Callahan was among a half dozen professionals who urged the City Council to pass a resolution calling on state leaders to create a publicly funded system. The bill’s author, City Councilmember Crystal Hudson, drafted the measure in response to ProPublica’s reporting. “Now is the time for Gov. [Kathy] Hochul to take action, to strengthen our guardianship system by instituting a public fund to compensate guardians in order to safeguard vulnerable New Yorkers in need of protective arrangements,” Hudson said during the hearing.
Her bill endorses a $15 million annual appropriation that would support a network of nonprofits that cater to the poorest of the unbefriended. Guardianship Access New York, a coalition of nonprofits that drafted the proposal, sent a letter last week to Hochul and other top state officials urging them to fund the initiative, which is supported by roughly two dozen community groups, including AARP New York.
Another plan, suggested by an advisory committee to the state court system, goes much further. It proposes creating an independent statewide agency to serve as a guardian for those who have nobody else, an endeavor that the group estimates would cost $72 million annually to staff.

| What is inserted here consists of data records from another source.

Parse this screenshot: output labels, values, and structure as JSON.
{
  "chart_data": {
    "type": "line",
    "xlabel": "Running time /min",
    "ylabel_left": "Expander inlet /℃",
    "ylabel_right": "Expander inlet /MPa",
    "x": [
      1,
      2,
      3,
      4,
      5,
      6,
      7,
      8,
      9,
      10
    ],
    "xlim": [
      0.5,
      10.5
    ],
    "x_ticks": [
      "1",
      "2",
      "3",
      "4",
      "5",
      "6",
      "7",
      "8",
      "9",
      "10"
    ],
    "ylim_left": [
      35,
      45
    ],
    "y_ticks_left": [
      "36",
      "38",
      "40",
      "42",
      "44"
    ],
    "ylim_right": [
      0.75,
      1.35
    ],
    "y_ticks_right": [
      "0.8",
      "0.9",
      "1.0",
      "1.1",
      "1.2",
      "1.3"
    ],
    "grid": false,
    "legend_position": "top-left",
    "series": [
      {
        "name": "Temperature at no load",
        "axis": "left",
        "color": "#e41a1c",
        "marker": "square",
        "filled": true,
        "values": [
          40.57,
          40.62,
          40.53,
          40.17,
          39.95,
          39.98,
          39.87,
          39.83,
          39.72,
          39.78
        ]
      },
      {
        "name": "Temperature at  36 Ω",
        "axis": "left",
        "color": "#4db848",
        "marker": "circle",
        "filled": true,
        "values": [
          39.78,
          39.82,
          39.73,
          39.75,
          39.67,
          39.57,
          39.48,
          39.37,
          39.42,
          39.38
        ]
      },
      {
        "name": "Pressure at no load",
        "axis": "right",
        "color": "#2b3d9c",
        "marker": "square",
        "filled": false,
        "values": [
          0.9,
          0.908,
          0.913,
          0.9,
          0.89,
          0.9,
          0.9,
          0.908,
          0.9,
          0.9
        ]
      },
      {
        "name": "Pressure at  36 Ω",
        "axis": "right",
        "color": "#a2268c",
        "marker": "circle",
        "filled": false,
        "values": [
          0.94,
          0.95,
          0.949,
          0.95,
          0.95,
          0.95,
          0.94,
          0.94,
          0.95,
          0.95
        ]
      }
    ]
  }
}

State Sen. Cordell Cleare, who chairs her chamber’s Committee on Aging, said in an interview that she supports overhauling the guardianship system, and she has endorsed the more modest proposal to help nonprofits care for the unbefriended statewide. “From everything I’ve looked at and weighed, I think it’s the right thing to do,” she said.
But it’s not clear whether Hochul and the state’s legislatives leaders agree. While they’ve acknowledged the need to care for the state’s growing aging population, none have specifically commented on the problems in guardianship highlighted by ProPublica or advocates’ proposed fixes. Any reform efforts would go through the Senate and Assembly judiciary committees, but neither chair responded to requests for comment for this story.
In a statement, a spokesperson for the governor said Hochul will review budget proposals “in January, as required by law.”